Wpis z mikrobloga

Mirki. Pieprznął mi zasilacz w drugim PC. Miał z 5 lat, ale NIE był z czarnej listy elektrodowej i miał wiele różnych zabezpieczeń i certyfikat 80+.
Regularnie go czyściłem. Po prostu różowy włączył kompa, coś porobił, poszedł zrobić herbatę, wraca i "hej Atexor coś mi komp nie działa". Rozkręciłem i e środku zasilacza luzem ułamana część jakiegoś chipa. Cóż.. Może jakieś spięcie i wybiło zabezpieczenie?

Kupiłem nowy (thermaltake se 530w) i komp nie wstaje. Sprawdzam metodą spinaczową bez podpinania do mobo i działa. Hmm. Odłączyłem hdd i wentylatory i się włącza ale monitor nie reaguje (myszka i klawiatura też) . No to chyba hdd padł (samo zasilanie do niego dawałem).
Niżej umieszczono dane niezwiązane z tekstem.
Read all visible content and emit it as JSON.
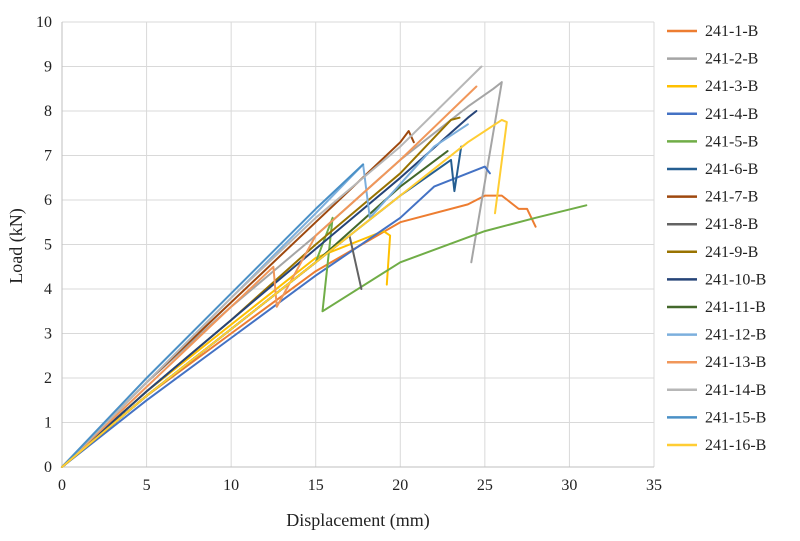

Po chwili okazało się że wentylatory też, bo nadal nie odpala jak je podepnę (na molexy). Odpinałem RAMy (zostawiałem po 1 kości w różnych slotach), zmieniałem gpu na stare i nadal nie działa. Co ciekawe czasem przy włączeniu pc (nie zawsze) śmierdzi spalenizną, ale za Chiny nie potrafię dociec skąd oraz dlaczego nie za każdym włączeniem.

Już mnie krew zalewa. Co to cholera jasna może być? Możliwe że mobo padło? Nigdy się nie spotkałem z takim czymś aby uszkodzone mobo zezwalało na włączanie komputera i raz śmierdziało a raz nie. Ale jak nie mobo, to... Procesor? Albo wszystkie 4 kości ram? Albo wentylatory podpięte pod mobo?

#pcmasterrace #komputery #pytanie #zalesie
  • 5
@Atexor: W takich sytuacjach zawsze metoda prób i błędów. Przy #!$%@?ęciu zasilacza liczysz się z tym, że albo padł sam albo popalił część podzespołów za sobą. Bardzo możliwe, że to płyta główna. Obejrzyj kondensatory czy są spuchnięte ( ͡° ͜ʖ ͡°)
@MightLight: patrzyłem - całe.

Niby zabezpieczenia no ale bez jaj. Aby pół kompa rozwalić ( ͡° ʖ̯ ͡°)
I możliwe jest aby uszkodzone mobo w ogóle startowało?

Najbardziej to szkoda ew. proca (fx-8350) oraz danych na dysku. Jak myślisz - jak ten dysk (który wydaje się że miał zgon) podepnę pod sprawny pc nie powinien wyrządzić szkód? Zasilacz w sprawnym z najbielszej listy - corsair rm650x
@mamrotekk: ostatnio nie miałem burzy. Ba, nawet nie padał deszcz wtedy kiedy komp padł.

Zaryzykowalem i podłączyłem hdd pod drugi komp... I działa. Uff. Czyli wychodzi na to że płyta główna padła :/
Tylko dziwne że startuje kompa dopóty nie ma podłączonego dysku.